Another one of the most egregious cannabis sentences out there came out of Louisiana in 2008. A homeless black man was dealt life in prison for selling just $20 worth of cannabis to an undercover cop.
As Zaid Jilani reported for AlterNet, “Fate Vincent Winslow, a 41-year-old homeless black man, was hungry on September 5th, 2008. Along with a man he called “Perdue,” he was the target of a sting by an undercover cop pretending to look for marijuana and a prostitute.
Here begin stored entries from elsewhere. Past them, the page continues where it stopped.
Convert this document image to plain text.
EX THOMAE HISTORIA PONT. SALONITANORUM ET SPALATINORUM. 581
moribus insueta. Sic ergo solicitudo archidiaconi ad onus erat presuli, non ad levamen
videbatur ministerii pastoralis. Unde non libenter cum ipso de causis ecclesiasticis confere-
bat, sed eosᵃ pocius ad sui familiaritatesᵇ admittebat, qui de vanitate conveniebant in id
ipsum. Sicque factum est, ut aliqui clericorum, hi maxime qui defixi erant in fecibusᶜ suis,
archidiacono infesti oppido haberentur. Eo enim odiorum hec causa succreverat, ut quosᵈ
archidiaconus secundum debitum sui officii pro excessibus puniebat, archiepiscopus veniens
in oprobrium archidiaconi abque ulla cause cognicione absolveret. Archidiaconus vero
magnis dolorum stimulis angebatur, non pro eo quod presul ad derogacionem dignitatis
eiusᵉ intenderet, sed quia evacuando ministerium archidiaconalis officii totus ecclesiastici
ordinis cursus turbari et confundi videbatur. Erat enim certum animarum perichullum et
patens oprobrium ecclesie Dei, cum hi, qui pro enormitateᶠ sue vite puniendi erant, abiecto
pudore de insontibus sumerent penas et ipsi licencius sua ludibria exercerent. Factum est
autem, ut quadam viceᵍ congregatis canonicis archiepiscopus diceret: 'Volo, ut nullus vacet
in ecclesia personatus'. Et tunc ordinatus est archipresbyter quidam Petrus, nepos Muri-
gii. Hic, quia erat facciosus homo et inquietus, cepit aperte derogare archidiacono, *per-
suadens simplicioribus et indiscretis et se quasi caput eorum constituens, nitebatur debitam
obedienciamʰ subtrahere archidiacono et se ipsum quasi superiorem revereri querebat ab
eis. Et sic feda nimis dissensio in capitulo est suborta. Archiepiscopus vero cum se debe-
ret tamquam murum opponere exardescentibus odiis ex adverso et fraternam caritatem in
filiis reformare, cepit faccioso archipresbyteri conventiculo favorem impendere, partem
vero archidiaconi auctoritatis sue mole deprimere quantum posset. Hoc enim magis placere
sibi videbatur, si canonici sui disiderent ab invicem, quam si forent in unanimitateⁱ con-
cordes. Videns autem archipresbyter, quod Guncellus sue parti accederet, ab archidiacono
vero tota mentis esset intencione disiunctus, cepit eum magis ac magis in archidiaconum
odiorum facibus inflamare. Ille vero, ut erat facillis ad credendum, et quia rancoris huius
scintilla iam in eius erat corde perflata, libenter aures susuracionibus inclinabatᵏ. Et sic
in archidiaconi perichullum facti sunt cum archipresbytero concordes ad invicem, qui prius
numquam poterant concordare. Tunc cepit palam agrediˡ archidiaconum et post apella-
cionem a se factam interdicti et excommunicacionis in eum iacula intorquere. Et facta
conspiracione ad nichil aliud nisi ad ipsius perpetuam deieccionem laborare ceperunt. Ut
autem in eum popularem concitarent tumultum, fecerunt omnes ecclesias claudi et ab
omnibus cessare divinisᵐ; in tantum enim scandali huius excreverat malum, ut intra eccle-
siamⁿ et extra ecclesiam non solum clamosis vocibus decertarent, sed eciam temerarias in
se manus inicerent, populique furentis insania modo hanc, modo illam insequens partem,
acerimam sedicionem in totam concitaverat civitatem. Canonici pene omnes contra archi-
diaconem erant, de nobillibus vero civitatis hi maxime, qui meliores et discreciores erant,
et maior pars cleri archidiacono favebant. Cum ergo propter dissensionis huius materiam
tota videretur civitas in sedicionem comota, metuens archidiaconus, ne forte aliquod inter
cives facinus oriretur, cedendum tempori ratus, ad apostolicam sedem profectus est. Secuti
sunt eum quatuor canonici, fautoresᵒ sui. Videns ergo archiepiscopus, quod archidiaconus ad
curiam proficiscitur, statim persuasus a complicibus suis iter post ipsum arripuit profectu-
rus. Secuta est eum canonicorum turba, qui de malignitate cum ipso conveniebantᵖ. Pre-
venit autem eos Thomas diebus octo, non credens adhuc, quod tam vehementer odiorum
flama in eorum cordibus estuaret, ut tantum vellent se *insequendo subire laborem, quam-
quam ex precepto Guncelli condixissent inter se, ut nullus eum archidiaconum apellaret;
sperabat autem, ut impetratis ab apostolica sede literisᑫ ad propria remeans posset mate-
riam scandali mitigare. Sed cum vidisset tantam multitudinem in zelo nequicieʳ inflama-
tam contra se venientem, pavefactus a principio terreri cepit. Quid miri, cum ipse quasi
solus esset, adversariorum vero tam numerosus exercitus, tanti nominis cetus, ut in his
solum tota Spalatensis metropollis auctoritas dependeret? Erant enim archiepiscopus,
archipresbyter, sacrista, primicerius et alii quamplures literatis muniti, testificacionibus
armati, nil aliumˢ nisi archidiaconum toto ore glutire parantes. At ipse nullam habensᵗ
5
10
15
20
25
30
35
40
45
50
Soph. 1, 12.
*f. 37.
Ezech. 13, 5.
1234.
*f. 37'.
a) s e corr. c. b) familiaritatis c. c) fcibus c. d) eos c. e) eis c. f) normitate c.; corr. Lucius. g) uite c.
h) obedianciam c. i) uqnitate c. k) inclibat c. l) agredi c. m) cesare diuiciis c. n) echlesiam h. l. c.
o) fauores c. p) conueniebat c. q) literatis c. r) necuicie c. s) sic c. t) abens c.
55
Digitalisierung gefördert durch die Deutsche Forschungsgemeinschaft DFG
Although Perdue was never arrested, Winslow was.”
As a result of mandatory minimum sentencing laws (which have undergone reform since Winslow’s sentencing in 2008), the judge was able to use Winslow’s previous non-violent convictions (burglaries at age 17 and 26, and cocaine possession in 2004) to rationalize the extreme sentence of life imprisonment with hard labor.
In her bestselling book The New Jim Crow, civil rights lawyer, advocate and legal scholar Michelle Alexander explains in detail how poor communities of color are disproportionately targeted by our nation’s law enforcement due to the War on Drugs.
Regarding mandatory minimum sentencing laws, Alexander writes:
“People choose to commit crimes, and that’s why they are locked up or locked out, we are told — but herein lies the trap. All people make mistakes. All of us are sinners. All of us are criminals. All of us violate the law at some point in our lives. In fact, if the worst thing you have ever done is speed ten miles over the speed limit on the freeway, you have put yourself and others at more risk of harm than someone smoking marijuana in the privacy of his or her living room. Yet there are people in the United States serving life sentences for first-time drug offenses, something virtually unheard of anywhere else in the world.”